Delay Repay: If Southeastern claim they have a bullet train, challenge them!

I was very surprised to receive an e-mail from Southeastern Customer Services advising me that my claim for a journey on 22 February was declined. The reason given was as follows:

“Our records indicate the journey was delayed by less than 30 minutes, which is below the minimum threshold for triggering compensation”

I replied stating the actual arrival and departure times and asked for an explanation as to why my claim was declined.

The answer I received was as follows: –

“Thank you for your webform dated 26 February about your Delay Repay claim reference S20180223-1169105.

I’m sorry you feel your claim has been wrongfully declined. I appreciate why you’ve taken the time to contact us.
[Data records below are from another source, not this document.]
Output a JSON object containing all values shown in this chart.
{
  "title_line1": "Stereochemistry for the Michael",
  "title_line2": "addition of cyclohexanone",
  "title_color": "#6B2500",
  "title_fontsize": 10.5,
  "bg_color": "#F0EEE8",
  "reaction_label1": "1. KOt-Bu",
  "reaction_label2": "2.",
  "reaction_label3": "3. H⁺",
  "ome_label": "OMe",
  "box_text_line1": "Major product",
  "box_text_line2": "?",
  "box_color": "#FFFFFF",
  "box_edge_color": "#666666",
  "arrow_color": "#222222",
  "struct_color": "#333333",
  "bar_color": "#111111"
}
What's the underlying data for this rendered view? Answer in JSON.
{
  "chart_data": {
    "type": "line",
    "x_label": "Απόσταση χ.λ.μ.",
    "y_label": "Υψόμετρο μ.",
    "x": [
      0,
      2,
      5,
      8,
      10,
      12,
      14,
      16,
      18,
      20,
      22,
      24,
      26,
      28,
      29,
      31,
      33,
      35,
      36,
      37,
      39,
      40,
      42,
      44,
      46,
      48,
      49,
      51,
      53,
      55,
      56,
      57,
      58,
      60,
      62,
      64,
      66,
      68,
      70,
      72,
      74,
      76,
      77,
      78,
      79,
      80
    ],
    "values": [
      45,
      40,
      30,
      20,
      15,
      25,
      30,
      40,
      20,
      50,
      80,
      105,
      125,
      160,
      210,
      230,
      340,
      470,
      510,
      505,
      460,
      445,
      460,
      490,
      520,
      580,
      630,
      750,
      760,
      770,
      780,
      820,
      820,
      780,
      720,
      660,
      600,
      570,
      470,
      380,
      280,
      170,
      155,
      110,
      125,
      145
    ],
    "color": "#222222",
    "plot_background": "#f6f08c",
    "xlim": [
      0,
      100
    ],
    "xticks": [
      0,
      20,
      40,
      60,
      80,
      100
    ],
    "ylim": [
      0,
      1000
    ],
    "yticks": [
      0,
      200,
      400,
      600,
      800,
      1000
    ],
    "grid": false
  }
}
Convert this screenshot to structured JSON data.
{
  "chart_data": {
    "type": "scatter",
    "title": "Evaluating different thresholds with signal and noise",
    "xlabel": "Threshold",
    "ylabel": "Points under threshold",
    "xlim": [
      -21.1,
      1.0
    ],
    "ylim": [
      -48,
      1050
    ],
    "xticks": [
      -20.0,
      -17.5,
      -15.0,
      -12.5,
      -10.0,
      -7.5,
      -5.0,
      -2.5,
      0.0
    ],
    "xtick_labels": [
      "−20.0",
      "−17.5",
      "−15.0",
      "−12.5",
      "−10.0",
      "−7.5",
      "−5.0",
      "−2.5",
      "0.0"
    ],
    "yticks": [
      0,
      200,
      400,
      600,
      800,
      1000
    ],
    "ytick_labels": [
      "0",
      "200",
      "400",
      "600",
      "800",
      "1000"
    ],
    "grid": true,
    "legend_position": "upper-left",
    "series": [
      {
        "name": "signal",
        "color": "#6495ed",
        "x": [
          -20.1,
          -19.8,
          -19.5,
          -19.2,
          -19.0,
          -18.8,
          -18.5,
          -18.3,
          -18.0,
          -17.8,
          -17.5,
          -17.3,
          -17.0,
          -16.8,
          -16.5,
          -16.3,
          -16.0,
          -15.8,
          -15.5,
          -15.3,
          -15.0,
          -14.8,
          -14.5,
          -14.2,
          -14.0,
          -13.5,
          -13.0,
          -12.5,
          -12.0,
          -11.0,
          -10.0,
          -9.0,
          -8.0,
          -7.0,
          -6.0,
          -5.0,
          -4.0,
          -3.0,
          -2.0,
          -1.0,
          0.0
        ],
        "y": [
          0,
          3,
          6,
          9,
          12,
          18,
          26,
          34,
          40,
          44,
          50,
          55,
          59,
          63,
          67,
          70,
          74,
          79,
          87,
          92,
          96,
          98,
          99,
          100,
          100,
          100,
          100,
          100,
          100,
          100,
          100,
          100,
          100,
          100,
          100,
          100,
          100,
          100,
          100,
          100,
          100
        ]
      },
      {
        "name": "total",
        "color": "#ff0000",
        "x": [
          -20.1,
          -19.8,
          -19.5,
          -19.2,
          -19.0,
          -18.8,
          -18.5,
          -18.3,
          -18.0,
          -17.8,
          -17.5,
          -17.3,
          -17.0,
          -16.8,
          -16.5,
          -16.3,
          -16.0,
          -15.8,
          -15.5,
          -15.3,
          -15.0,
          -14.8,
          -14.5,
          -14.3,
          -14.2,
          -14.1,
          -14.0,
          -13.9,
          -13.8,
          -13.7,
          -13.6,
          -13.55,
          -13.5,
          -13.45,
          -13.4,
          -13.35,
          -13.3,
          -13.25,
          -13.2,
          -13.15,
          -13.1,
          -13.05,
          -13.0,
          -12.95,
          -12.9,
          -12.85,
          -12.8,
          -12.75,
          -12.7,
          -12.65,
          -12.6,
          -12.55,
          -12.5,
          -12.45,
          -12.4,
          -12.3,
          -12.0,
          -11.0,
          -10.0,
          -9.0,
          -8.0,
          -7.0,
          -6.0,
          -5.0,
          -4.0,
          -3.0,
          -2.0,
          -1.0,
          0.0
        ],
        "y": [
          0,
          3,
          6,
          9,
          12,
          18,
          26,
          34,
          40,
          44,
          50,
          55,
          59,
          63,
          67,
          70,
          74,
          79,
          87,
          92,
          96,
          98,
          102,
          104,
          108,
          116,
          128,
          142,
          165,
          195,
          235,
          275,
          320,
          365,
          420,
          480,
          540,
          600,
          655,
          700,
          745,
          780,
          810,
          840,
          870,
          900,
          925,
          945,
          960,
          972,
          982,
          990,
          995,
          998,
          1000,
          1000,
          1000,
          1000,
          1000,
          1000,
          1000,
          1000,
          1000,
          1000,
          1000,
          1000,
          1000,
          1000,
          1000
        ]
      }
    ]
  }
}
I’ve looked on our records and investigated this claim again for you. I can confirm the 17:00 service from London Bridge arrived into Sevenoaks at 17:30, 3 minutes after scheduled arrival of 17:27. Because of this you missed your 17:30 connection from Sevenoaks to Bat & Ball. Consequently your actual arrival was 18:01, 28 minutes after your scheduled arrival of 17:33.

Although you were only delayed by 28 minutes, as a gesture of goodwill I’ve compensated you for a 30-59 minute delay. I’ve arranged for £7.80 to be sent to you via bank transfer. Please allow 10 working days for the funds to appear in your account.

Once again, thank you for contacting us. I hope your future journeys are trouble free.”

How can the delay I experienced have only been 28 minutes? The 18.00 departure from Sevenoaks would have had to arrive at Bat & Ball at 18.01, it takes three minutes to travel from Sevenoaks to Bat & Ball! According to Network RaiI’s online timetables, which show the distance between stations, Sevenoaks to Bat & Ball is 1.25 miles. To travel 1.25 miles in a minute a speed of 75 MPH is required, and that is ignoring that the train would have to accelerate from being alongside the platform at Sevenoaks station and then brake from speed to stop at Bat & Ball station. I do not think that a Japanese Bullet Train could do this, let alone a Thameslink Class 700.

I was tempted to reply and ask the question, but I have better things to do with my time and I already had the money. Still it shows that it pays to challenge a refusal of Delay-Repay!